A huge old telecommunication dish in Ghana was converted in an astronomical telescope. Credit: SKA SA.

Defunct dish turned into a radio telescope in Ghana with the help of Google Maps

Africa’s first radio telescope built outside of South Africa (S.A.) was recently inaugurated by astronomers and engineers in Ghana. Remarkably, the working radio telescope is actually a retrofitted old telecommunication dish.

A huge old telecommunication dish in Ghana was converted in an astronomical telescope. Credit: SKA SA.

A huge old telecommunication dish in Ghana was converted in an astronomical telescope. Credit: SKA SA.

Vision and legacy

Not too long ago, Michael Gaylard, the former director of South Africa’s Hartebeeshoek Radio Astronomy Observatory, was forced to take a break since the observatory’s telescope had to enter a two-year repair. So Gaylard decided to use his time to scour the continent for old telecommunication dishes hoping to find some that could be converted for astronomy. Using Google Maps, the scientist eventually hit jackpot when he found a big, old dish in Kuntunse near Accra, Ghana.

Converting the dish into a functional astronomical telescope, however, proved very challenging. The two instruments definitely share some common ground like both being specialized for receiving radio waves. However, all radio telescopes around the world are built from the ground up, designed and built to very clear specifications. In the case of the Kuntunse dish, though, African engineers and scientists had to work around an existing dish and settle for whatever specifications fit the established design. To make matters worse, Gaylard passed away in 2014 and the project was constantly marked by various minor to severe setbacks like frequent power outages and little to no internet connection.

Despite these adversities, the people behind the project made it happen — the first instrument in the upcoming African VLBI Network (AVN), Gaylard’s brainchild and postmortem legacy.
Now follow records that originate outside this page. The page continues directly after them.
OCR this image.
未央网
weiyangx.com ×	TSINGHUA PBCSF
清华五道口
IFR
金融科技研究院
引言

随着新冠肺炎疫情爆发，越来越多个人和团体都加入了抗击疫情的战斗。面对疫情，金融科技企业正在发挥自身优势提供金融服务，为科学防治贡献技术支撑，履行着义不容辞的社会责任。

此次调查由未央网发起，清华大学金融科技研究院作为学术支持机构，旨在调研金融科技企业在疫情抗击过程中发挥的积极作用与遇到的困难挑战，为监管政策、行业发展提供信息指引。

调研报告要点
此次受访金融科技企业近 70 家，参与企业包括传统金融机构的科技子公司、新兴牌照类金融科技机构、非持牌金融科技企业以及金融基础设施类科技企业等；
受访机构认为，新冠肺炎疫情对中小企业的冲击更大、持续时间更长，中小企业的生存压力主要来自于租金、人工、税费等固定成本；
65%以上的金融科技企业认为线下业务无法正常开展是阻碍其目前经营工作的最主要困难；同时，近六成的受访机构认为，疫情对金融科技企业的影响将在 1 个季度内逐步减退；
VLBI stands for Very Long Baseline Interferometry, a technique used for imaging distant cosmic radio sources, spacecraft tracking, and for applications in astrometry. VLBI images a distant radio source, such as a quasar, by collecting its signal from multiple radio telescopes on Earth. Based on the time difference between the arrivals of the radio signal at different telescopes, it’s possible to combine observations of the objects that are made simultaneously by multiple radio telescopes. This way, scientists can emulate a telescope with a size equal to the maximum separation between the telescopes. In fact, most recently scientists turned on radio telescopes around the world to emulate a telescope the size of PLANET EARTH. Its target? The supermassive black hole at the center of the Milky Way galaxy. Just a year or two from now, you might jump from your chair as you read about the first pictures of a black hole’s event horizon. And what we learn from this experience might change science forever, to boot.
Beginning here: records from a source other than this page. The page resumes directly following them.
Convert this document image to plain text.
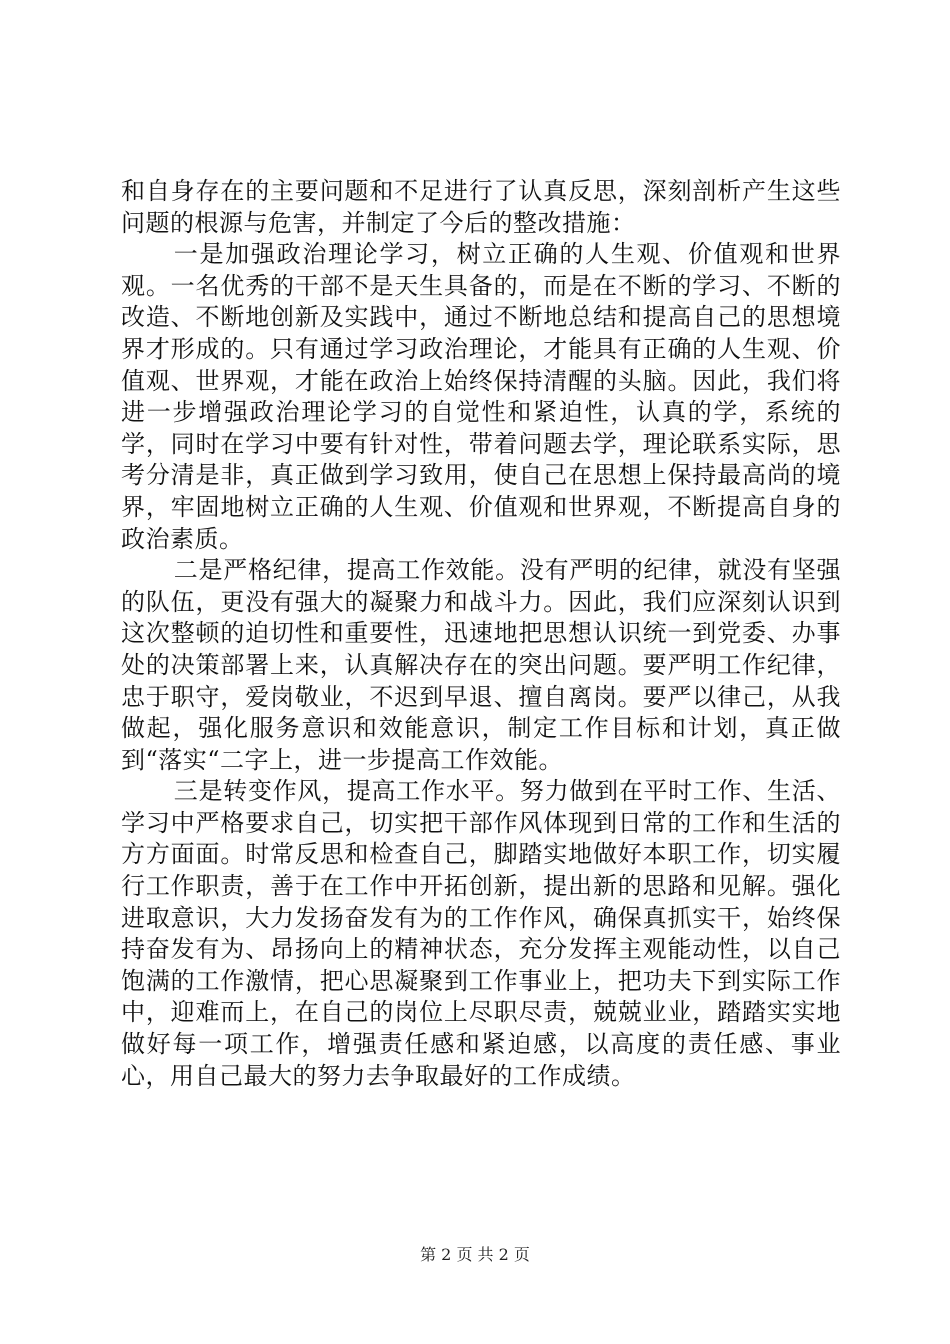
和自身存在的主要问题和不足进行了认真反思，深刻剖析产生这些问题的根源与危害，并制定了今后的整改措施：

一是加强政治理论学习，树立正确的人生观、价值观和世界观。一名优秀的干部不是天生具备的，而是在不断的学习、不断的改造、不断地创新及实践中，通过不断地总结和提高自己的思想境界才形成的。只有通过学习政治理论，才能具有正确的人生观、价值观、世界观，才能在政治上始终保持清醒的头脑。因此，我们将进一步增强政治理论学习的自觉性和紧迫性，认真的学，系统的学，同时在学习中要有针对性，带着问题去学，理论联系实际，思考分清是非，真正做到学习致用，使自己在思想上保持最高尚的境界，牢固地树立正确的人生观、价值观和世界观，不断提高自身的政治素质。

二是严格纪律，提高工作效能。没有严明的纪律，就没有坚强的队伍，更没有强大的凝聚力和战斗力。因此，我们应深刻认识到这次整顿的迫切性和重要性，迅速地把思想认识统一到党委、办事处的决策部署上来，认真解决存在的突出问题。要严明工作纪律，忠于职守，爱岗敬业，不迟到早退、擅自离岗。要严以律己，从我做起，强化服务意识和效能意识，制定工作目标和计划，真正做到“落实“二字上，进一步提高工作效能。

三是转变作风，提高工作水平。努力做到在平时工作、生活、学习中严格要求自己，切实把干部作风体现到日常的工作和生活的方方面面。时常反思和检查自己，脚踏实地做好本职工作，切实履行工作职责，善于在工作中开拓创新，提出新的思路和见解。强化进取意识，大力发扬奋发有为的工作作风，确保真抓实干，始终保持奋发有为、昂扬向上的精神状态，充分发挥主观能动性，以自己饱满的工作激情，把心思凝聚到工作事业上，把功夫下到实际工作中，迎难而上，在自己的岗位上尽职尽责，兢兢业业，踏踏实实地做好每一项工作，增强责任感和紧迫感，以高度的责任感、事业心，用自己最大的努力去争取最好的工作成绩。

第 2 页 共 2 页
“At the very heart of Einstein’s general theory of relativity, there is a notion that quantum mechanics and general relativity can be melded, that there is a grand, unified theory of fundamental concepts,” says astronomy research professor Gopal Narayanan at the University of Massachusetts Amherst. “The place to study that is at the event horizon of a black hole.”

Mad Max Astronomy

Very exciting times ahead indeed and the AVN will have a huge role to play in science on the African continent. Besides the dish in Ghana, there are plans to convert telecommunications dishes in Zambia, Madagascar and Kenya by mid-2019. New telescopes could also be built in four other African nations by mid-2022. When fully completed, the AVN will fill the gaps in the global VLBI as it adds new ranges and angles in the network. For instance, our galactic center can be seen just south of the celestial equator, which puts many African countries like Ghana, Kenya or Zambia in a front-row position to optimally image it. Already, the Ghana radio telescope has begun work; it’s observing methanol masers, which are radio emissions that arise from celestial phenomena, and pulsars.

Ghana radio dish

Credit: SKA SA.

All of this was made possible thanks to funding made by the African Renaissance and International Co-Operation Fund, tied to the South African government. Around $9 million have been awarded to the project.

South Africa has a great deal of interest to see the AVN rooted in success. Along with Australia, South Africa is the site of the world’s largest radio telescope, the Square Kilometre Array. Hundreds and hundreds of radio dishes and antennas will be set up by late 2020s, with some stations planned in eight other African countries.